Even though a company will be interviewing you, it is highly recommended that you bring your own brand into the interview process. You don’t have to develop a logo or spit out a fancy mission, but you should have a carefully crafted narrative about who you are and how you will be an asset to their team. Your brand shouldn’t be a list of facts and figures, but a creative way of injecting your experiences and unique qualities into the conversation. Keep responses interesting, choosing to highlight certain aspects of your personality, education, or experiences through engaging dialogue and personal anecdotes.
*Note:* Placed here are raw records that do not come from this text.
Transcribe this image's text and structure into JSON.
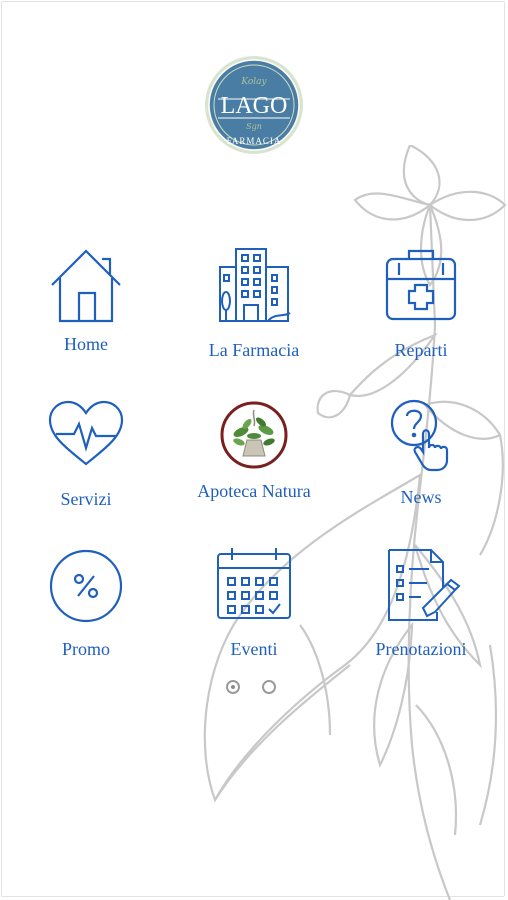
{
  "logo": {
    "title": "LAGO",
    "subtitle": "FARMACIA",
    "script_top": "Kolay",
    "script_bottom": "Sgn"
  },
  "menu": [
    {
      "label": "Home",
      "icon": "house-icon"
    },
    {
      "label": "La Farmacia",
      "icon": "building-icon"
    },
    {
      "label": "Reparti",
      "icon": "first-aid-kit-icon"
    },
    {
      "label": "Servizi",
      "icon": "heart-pulse-icon"
    },
    {
      "label": "Apoteca Natura",
      "icon": "apoteca-natura-logo"
    },
    {
      "label": "News",
      "icon": "question-touch-icon"
    },
    {
      "label": "Promo",
      "icon": "percent-icon"
    },
    {
      "label": "Eventi",
      "icon": "calendar-icon"
    },
    {
      "label": "Prenotazioni",
      "icon": "form-pencil-icon"
    }
  ],
  "pagination": {
    "pages": 2,
    "current": 1
  },
  "colors": {
    "accent": "#1f5fbd",
    "logo_bg": "#4a7da3",
    "logo_ring": "#d9e4d0",
    "apoteca_ring": "#7a1f1f",
    "flower_line": "#c8c8c8"
  }
}
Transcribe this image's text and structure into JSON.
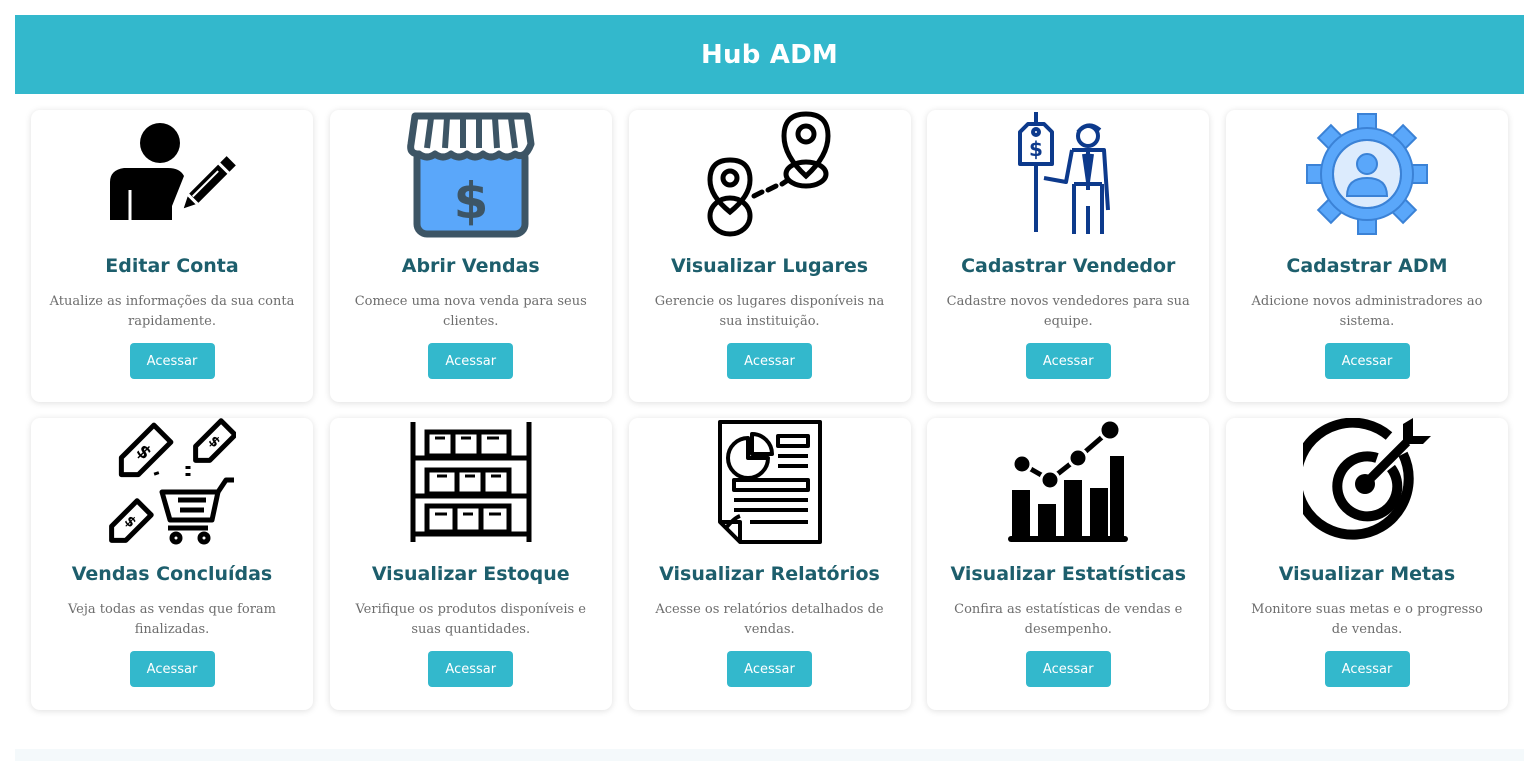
{
  "header": {
    "title": "Hub ADM"
  },
  "cards": [
    {
      "icon": "user-edit-icon",
      "title": "Editar Conta",
      "description": "Atualize as informações da sua conta rapidamente.",
      "button": "Acessar"
    },
    {
      "icon": "store-dollar-icon",
      "title": "Abrir Vendas",
      "description": "Comece uma nova venda para seus clientes.",
      "button": "Acessar"
    },
    {
      "icon": "map-pins-route-icon",
      "title": "Visualizar Lugares",
      "description": "Gerencie os lugares disponíveis na sua instituição.",
      "button": "Acessar"
    },
    {
      "icon": "salesman-price-tag-icon",
      "title": "Cadastrar Vendedor",
      "description": "Cadastre novos vendedores para sua equipe.",
      "button": "Acessar"
    },
    {
      "icon": "admin-gear-icon",
      "title": "Cadastrar ADM",
      "description": "Adicione novos administradores ao sistema.",
      "button": "Acessar"
    },
    {
      "icon": "cart-price-tags-icon",
      "title": "Vendas Concluídas",
      "description": "Veja todas as vendas que foram finalizadas.",
      "button": "Acessar"
    },
    {
      "icon": "stock-shelves-icon",
      "title": "Visualizar Estoque",
      "description": "Verifique os produtos disponíveis e suas quantidades.",
      "button": "Acessar"
    },
    {
      "icon": "report-document-icon",
      "title": "Visualizar Relatórios",
      "description": "Acesse os relatórios detalhados de vendas.",
      "button": "Acessar"
    },
    {
      "icon": "statistics-chart-icon",
      "title": "Visualizar Estatísticas",
      "description": "Confira as estatísticas de vendas e desempenho.",
      "button": "Acessar"
    },
    {
      "icon": "target-goal-icon",
      "title": "Visualizar Metas",
      "description": "Monitore suas metas e o progresso de vendas.",
      "button": "Acessar"
    }
  ],
  "colors": {
    "header_bg": "#33b8cc",
    "title_text": "#1d5e6c",
    "button_bg": "#33b8cc",
    "icon_blue_fill": "#5aa7fa",
    "icon_dark_outline": "#3d5565",
    "icon_navy": "#0d3a8c"
  }
}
If you really want the job, you need to passionately prepare your responses to the tough interview questions and conversations you will encounter in those brief minutes. While you won’t know everything the hiring manager will ask, one of the most common opening lines is “Tell me about yourself.” Even if the manager doesn’t lay this question out verbatim, the whole purpose of an interview is to get to know the candidate and see if a good fit exists between the interviewee and the potential employer. By reviewing the company website ahead of time, in addition to the job description, you can craft complete answers to the questions that incorporate your skills and experience. Don’t passively approach your interview opportunity. Do your research and prepare for the meeting. Part of this preparation includes drafting your own interview questions. This demonstrates your interest in the company and the position.
Receiving a call to schedule an interview is thrilling, but it can also can immediate anxiety and dread. Though these are normal emotions for applications of all ages and skill levels, you don’t have to let these feelings sabotage your job potential. By addressing these six areas, you can prepare for your interview like the professional you are.